Dropping insurance panels is a one-way gate. You can leave the insurance system; returning is possible but slow, expensive, and not guaranteed. If you’re an NP in an insurance-based practice — employed or independent — and considering a move to direct-pay or direct primary care (DPC), the decision warrants more analysis than the DPC advocacy community usually provides.
The short version: DPC works well for NPs with an established patient base willing to follow them, in states with clear DPC legislation, with enough working capital to survive 12–18 months of panel ramp-up. It works poorly for NPs with a heavily Medicare/Medicaid panel, in states with unfavorable DPC regulation, or without savings to cover the gap between panel membership revenue and practice costs.

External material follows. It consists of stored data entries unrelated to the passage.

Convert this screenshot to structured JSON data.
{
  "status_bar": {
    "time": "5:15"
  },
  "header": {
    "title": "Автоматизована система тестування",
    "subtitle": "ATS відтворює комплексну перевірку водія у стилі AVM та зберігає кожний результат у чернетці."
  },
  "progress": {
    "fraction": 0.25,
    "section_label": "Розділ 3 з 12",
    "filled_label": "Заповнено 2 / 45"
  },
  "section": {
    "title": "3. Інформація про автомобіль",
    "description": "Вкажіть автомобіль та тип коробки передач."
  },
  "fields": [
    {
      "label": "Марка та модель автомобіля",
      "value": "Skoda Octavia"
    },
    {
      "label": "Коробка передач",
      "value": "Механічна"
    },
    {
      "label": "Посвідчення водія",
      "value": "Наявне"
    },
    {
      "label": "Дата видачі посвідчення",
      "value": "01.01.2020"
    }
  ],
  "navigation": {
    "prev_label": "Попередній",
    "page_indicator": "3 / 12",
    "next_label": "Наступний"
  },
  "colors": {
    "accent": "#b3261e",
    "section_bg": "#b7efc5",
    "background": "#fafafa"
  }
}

This guide gives you the actual framework for deciding.
The financial math
Insurance-based practice revenue
The typical insurance-based primary care NP in an independent or small group practice bills at the following rates (Medicare fee schedule, approximate):
- Level 3 established patient visit (99213): ~$85–95
- Level 4 established patient visit (99214): ~$130–155
- Annual wellness visit (G0438/G0439): ~$170–200
Billing 20–22 visits per day, 4 days per week, 48 weeks per year:
- Gross revenue at average mix: ~$400,000–500,000
- Collection rate after denials, write-offs: 75–80%
- Net revenue: ~$300,000–400,000
- Overhead (billing, staff, EHR, rent, supplies, malpractice): 35–50%
- NP take-home (independent practice): $150,000–260,000
Employed NPs receive $110,000–145,000 base salary and skip the overhead calculation — the health system absorbs it.
DPC revenue model
Direct primary care charges patients a flat monthly membership fee. Typical rate in 2026: $50–120/month for adults, with variations by age tier and geography.
At $75/month per adult patient:
- 300 members: $270,000/year gross
- 400 members: $360,000/year gross
- 500 members: $450,000/year gross
DPC practices target panels of 400–600 patients — much smaller than the 1,500–2,500 patients required in insurance-based primary care, because the per-patient revenue is higher and the administrative overhead is dramatically lower.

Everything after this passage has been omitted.